Diberitakan Kabarbursa.com sebelumnya, Industri perhotelan di Indonesia mengalami tekanan akibat kebijakan penghematan anggaran pemerintah yang mulai diterapkan sejak November 2024.
Ketua Umum Perhimpunan Hotel dan Restoran Indonesia (PHRI), Hariyadi Sukamdani, menyebutkan bahwa pemangkasan belanja perjalanan dinas dan kegiatan MICE (Meeting, Incentives, Conferences, and Exhibitions) memberikan dampak signifikan terhadap tingkat hunian hotel, terutama di wilayah yang bergantung pada permintaan dari instansi pemerintah.
"Kebijakan ini memang bertujuan untuk menjaga stabilitas keuangan negara di tengah ketidakpastian global. Namun, dampaknya terhadap industri perhotelan cukup besar, terutama bagi hotel yang selama ini bergantung pada permintaan dari instansi pemerintah dan sektor MICE," ujar Hariyadi dalam keterangannya kepada KabarBursa.com, Minggu, 23 Maret 2025.
Ia memaparkan daata survei yang dilakukan PHRI bersama Horwath HTL mengungkapkan bahwa permintaan kamar hotel dari pemerintah menyumbang sekitar 5 persen hingga 7 persen dari total bisnis hotel di Indonesia.
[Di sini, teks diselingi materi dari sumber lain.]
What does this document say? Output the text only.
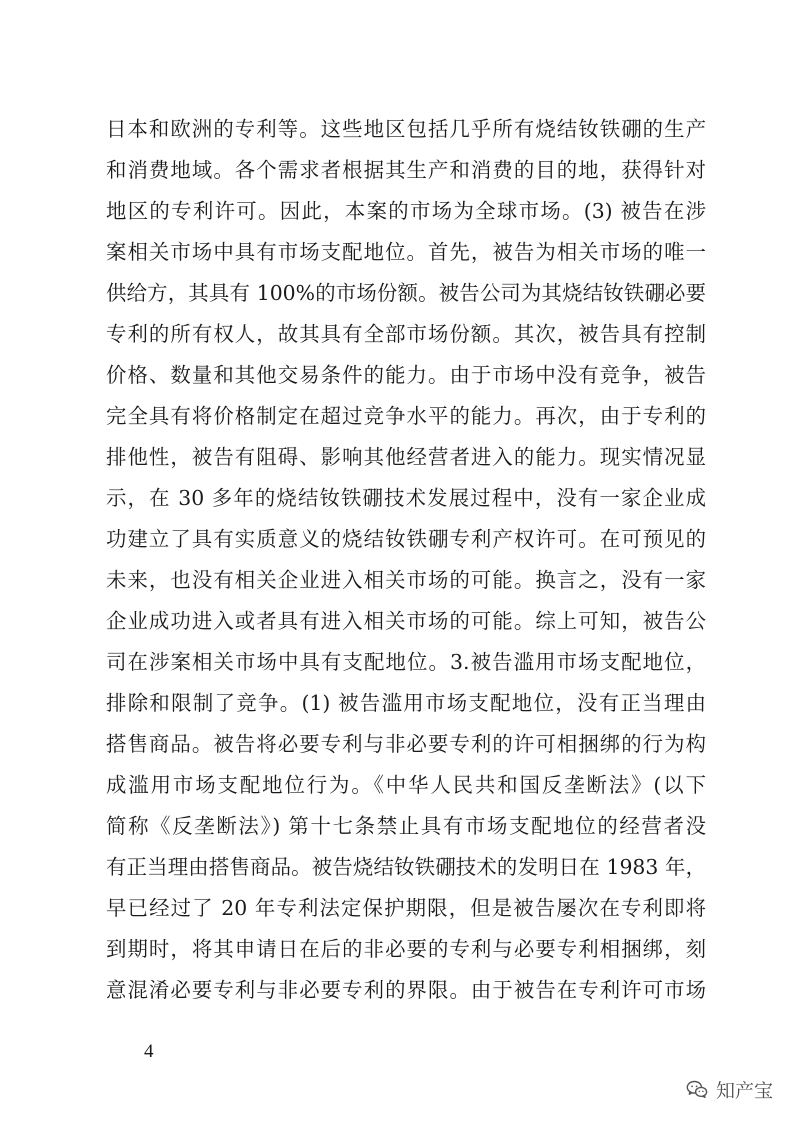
日本和欧洲的专利等。这些地区包括几乎所有烧结钕铁硼的生产
和消费地域。各个需求者根据其生产和消费的目的地，获得针对
地区的专利许可。因此，本案的市场为全球市场。(3) 被告在涉
案相关市场中具有市场支配地位。首先，被告为相关市场的唯一
供给方，其具有 100%的市场份额。被告公司为其烧结钕铁硼必要
专利的所有权人，故其具有全部市场份额。其次，被告具有控制
价格、数量和其他交易条件的能力。由于市场中没有竞争，被告
完全具有将价格制定在超过竞争水平的能力。再次，由于专利的
排他性，被告有阻碍、影响其他经营者进入的能力。现实情况显
示，在 30 多年的烧结钕铁硼技术发展过程中，没有一家企业成
功建立了具有实质意义的烧结钕铁硼专利产权许可。在可预见的
未来，也没有相关企业进入相关市场的可能。换言之，没有一家
企业成功进入或者具有进入相关市场的可能。综上可知，被告公
司在涉案相关市场中具有支配地位。3.被告滥用市场支配地位，
排除和限制了竞争。(1) 被告滥用市场支配地位，没有正当理由
搭售商品。被告将必要专利与非必要专利的许可相捆绑的行为构
成滥用市场支配地位行为。《中华人民共和国反垄断法》(以下
简称《反垄断法》) 第十七条禁止具有市场支配地位的经营者没
有正当理由搭售商品。被告烧结钕铁硼技术的发明日在 1983 年，
早已经过了 20 年专利法定保护期限，但是被告屡次在专利即将
到期时，将其申请日在后的非必要的专利与必要专利相捆绑，刻
意混淆必要专利与非必要专利的界限。由于被告在专利许可市场
4
知产宝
Sementara itu, kegiatan MICE memiliki kontribusi yang lebih besar, berkisar antara 6 persen hingga 21 persen, terutama di hotel berbintang tiga ke atas.
Menurut dia, ketergantungan pengeluaran pemerintah dan permintaan terkait MICE sangat mendominasi di segmen hotel bintang 3 ,4 dan 5. Serta destinasi pintu masuk gerbang domestik yang populer. Namun gejolak muncul setelah kebijakan efisiensi ini.
"Tren historis 2018 dan 2019 menunjukkan bahwa keputusan untuk mengurangi anggaran perjalanan resmi dan dinas tidak hanya mempengaruhi akun pemerintah tapi juga mengganggu dinamika pasar secara keseluruhan," ujar dia.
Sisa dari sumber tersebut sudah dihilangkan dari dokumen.